How we deal with Lisa Smith will tell us something about ourselves

The idea of Ireland as a kind of ark and refuge is a deep-rooted one in the Irish psyche

The case of Lisa Smith has to be looked at with compassion and empathy

The case of Lisa Smith has to be looked at with compassion and empathy

 

In March 1938, the ex-IRA leader and revolutionary socialist Frank Ryan was captured in Spain by Italian fascist forces. Ryan had gone to Spain and joined the International Brigade, made up of Leftists from outside Spain who fought, unsuccessfully, to defend the Spanish Republic from the Francoist rebellion. He was imprisoned and sentenced to death for murder. The taoiseach, Eamonn De Valera, a man not known for his communist sympathies, immediately tried to intervene to save Ryan’s life, through the Papal Nuncio and Franco’s agent in London, the Duke of Alba.

Ryan’s situation was grave – conditions in the Burgos prison were harsh, and every day nine men were taken out and executed. Eventually Ryan’s death sentence was commuted to 30 years imprisonment, but the Irish State, through its ambassador to Spain, Leopold Kerney, was untiring in its efforts to have him released. There is some dispute as to what exactly happened next but in March 1940, Ryan was handed over to the Abwehr, German military intelligence, at the French border, under the supervision of Leopold Kerney. This was done with the cooperation of the Francoist regime, who publicly declared that Ryan had “escaped”. Ryan would spend the rest of the war in Germany, dying in 1944 in Dresden. However, he never gave up hope of returning to Ireland.

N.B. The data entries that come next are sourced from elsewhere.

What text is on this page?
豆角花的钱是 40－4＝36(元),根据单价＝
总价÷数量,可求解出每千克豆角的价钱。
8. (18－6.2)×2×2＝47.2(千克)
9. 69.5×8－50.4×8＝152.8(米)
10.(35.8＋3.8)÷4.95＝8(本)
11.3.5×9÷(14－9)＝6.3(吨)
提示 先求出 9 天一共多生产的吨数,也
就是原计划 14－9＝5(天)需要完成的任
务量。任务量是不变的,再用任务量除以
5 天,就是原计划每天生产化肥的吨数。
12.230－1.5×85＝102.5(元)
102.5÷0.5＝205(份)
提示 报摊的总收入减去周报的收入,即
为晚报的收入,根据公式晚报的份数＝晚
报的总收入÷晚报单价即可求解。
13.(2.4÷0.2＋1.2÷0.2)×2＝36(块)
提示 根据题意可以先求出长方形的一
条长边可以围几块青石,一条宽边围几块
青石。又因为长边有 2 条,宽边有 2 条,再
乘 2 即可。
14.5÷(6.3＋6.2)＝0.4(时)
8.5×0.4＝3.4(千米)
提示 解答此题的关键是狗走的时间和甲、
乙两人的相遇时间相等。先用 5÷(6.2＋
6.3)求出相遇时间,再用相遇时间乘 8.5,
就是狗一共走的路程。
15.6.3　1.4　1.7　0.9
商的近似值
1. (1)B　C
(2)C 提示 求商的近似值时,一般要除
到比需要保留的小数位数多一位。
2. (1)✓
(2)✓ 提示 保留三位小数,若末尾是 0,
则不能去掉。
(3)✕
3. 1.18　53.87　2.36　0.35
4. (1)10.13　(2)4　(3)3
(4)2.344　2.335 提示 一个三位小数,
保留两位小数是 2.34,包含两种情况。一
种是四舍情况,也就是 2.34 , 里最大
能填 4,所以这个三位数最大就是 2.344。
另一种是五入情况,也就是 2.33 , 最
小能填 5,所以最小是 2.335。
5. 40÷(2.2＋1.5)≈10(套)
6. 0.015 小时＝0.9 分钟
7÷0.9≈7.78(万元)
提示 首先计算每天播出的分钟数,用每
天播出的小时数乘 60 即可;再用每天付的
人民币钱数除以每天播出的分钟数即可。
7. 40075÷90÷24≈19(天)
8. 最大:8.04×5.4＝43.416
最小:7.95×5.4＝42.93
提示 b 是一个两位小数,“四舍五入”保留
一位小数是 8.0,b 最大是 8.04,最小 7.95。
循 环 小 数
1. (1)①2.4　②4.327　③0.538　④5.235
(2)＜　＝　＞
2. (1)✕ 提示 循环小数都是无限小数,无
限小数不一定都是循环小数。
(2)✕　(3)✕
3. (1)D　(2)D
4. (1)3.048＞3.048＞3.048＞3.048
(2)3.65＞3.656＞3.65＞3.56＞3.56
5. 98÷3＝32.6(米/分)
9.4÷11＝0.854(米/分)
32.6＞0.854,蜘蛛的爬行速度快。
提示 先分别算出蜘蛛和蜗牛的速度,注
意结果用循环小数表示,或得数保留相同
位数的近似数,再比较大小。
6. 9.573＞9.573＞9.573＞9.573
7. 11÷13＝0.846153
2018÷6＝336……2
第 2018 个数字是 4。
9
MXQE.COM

In 1940, in a famous episode, he set off on a mission to Ireland with the IRA chief of staff Sean Russell, in a German submarine, ostensibly to become the liaison man between the Germans and Irish Republicans. Russell unfortunately died en route and the submarine turned back, so Ryan never made it back to Ireland.

Tribal solidarity

It is important to remember that while De Valera was trying to free his old Republican comrade, the IRA was engaged in an armed conflict with the Irish State, with De Valera executing six of its members during the so-called Emergency.

How to explain the State’s efforts on behalf of Ryan? One aspect, of course, is the personal one. Many old republicans who were then in the government would have had personal acquaintance with Ryan, the most die-hard Republican of them all, and those bonds ran deep. Another aspect, it seems to me, has to do with Ireland’s attitude to the larger global conflict, what I think of as the occasional amateurism of being Irish. We still foster the notion that we were neutral, when in fact tens of thousands of Irish men were fighting in the war.

There is the story of the Irish bombardier in an allied bomber over Berlin, stoutly defending Ireland’s neutrality to his crewmates. He points down to the inferno below them, and says: “Say what you like about De Valera, he kept us out of this!” In Berlin there was another Irishman, a friend and companion of Ryan’s, called Francis Stuart. During the war in Berlin he wrote a poem which addresses Ireland, “with your few lost lights in the long Atlantic dark/Sea birds shelter, our shelter and ark”.The idea of Ireland as a kind of ark and refuge, where we all pull on the green jersey together, far from noisy foreign ideological clashes, is a deep-rooted one in the Irish psyche. Ryan after all, was fighting on behalf of an ideology abhorred by the vast majority of his fellow Irish citizens. But somehow, in his hour of need, there was a tribal solidarity, a desire to get him back to the safety of the island.

Irish citizenship

Whatever Lisa Smith may have done when she was in Islamic State, and that’s still not completely clear, her motives in travelling to Syria were certainly ideological. In her interview broadcast on RTÉ on Thursday she talked openly of her desire to live in a Muslim state.

So far Ireland has been spared from terrorism practiced by Islamic extremists, but we are no longer an isolated island, and there can be no doubt that there are people living in Ireland who share Smith’s beliefs. The Government’s caution in this case is understandable, but they have at least avoided the political opportunism practiced by Sajid Javid when he disgracefully cancelled the citizenship of Shamima Begum, the British teenager who had joined Islamic State. There is also the matter of Smith’s child. This child born in the caliphate may have more right to Irish citizenship than a child born in Castlepollard to non-Irish citizens. The case of Smith has to be looked at with compassion and empathy, but how it is handled will tell us a lot about Ireland and how we see ourselves in relation to the rest of the world.